Thermal dynamics and coalescence of gold nanoclusters: Insights from machine learning-accelerated simulations - Maryam Sabooni Asre Hazer

Understanding the finite-temperature dynamics of ligand-protected metal nanoclusters is essential for understanding their catalytic activity and stability, yet remains challenging due to the prohibitive computational cost of extended-timescale density functional theory (DFT) simulations.

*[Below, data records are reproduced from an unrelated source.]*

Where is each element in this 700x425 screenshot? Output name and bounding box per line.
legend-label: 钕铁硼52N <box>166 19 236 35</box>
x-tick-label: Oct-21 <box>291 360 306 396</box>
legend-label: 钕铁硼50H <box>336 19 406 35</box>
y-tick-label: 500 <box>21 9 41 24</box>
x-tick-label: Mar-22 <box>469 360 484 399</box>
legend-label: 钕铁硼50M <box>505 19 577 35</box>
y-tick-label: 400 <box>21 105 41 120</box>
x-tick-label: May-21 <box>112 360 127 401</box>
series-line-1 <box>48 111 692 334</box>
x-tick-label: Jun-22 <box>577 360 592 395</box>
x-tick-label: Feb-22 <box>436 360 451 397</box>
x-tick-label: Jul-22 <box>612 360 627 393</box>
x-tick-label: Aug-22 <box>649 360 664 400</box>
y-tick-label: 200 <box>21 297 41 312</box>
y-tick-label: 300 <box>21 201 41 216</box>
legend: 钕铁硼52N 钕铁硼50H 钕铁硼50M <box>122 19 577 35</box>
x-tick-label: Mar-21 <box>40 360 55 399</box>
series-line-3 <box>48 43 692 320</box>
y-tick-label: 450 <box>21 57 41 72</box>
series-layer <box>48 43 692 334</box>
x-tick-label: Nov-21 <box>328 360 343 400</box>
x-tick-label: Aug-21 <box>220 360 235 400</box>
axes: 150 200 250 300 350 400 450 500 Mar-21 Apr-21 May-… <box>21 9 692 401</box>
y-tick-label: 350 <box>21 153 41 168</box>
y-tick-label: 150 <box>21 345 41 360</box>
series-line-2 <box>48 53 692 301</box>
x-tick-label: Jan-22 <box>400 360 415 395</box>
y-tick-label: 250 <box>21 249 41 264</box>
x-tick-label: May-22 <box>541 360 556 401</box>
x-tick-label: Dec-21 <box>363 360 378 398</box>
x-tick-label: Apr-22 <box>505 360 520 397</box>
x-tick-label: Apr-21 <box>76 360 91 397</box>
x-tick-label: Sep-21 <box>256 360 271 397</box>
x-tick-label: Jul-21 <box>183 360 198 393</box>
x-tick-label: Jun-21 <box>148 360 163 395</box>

Here, I present a study employing machine learning-derived interatomic potentials, the Atomic Cluster Expansion (ACE) framework trained on DFT data to perform molecular dynamics simulations of Au144(SR)60 nanoclusters at temperatures ranging from 300 to 550 K over timescales extending to 0.12 microseconds, representing a five-order-of-magnitude improvement over conventional ab initio methods. Our simulations reveal temperature-induced structural evolution proceeding via layer-by-layer mobility enhancement, leading to spontaneous formation and detachment of polymeric gold-thiolate chains and cyclic motifs at the cluster surface that produce experimentally observed cluster compositions. We also capture the complete coalescence of two clusters, yielding structures remarkably similar to experimental results. These findings provide atomistic insights into thermal activation of nanoclusters for catalysis and demonstrate how machine learning is enabling rational design of nanomaterials by efficiently exploring vast chemical spaces previously inaccessible to both experiment and theory.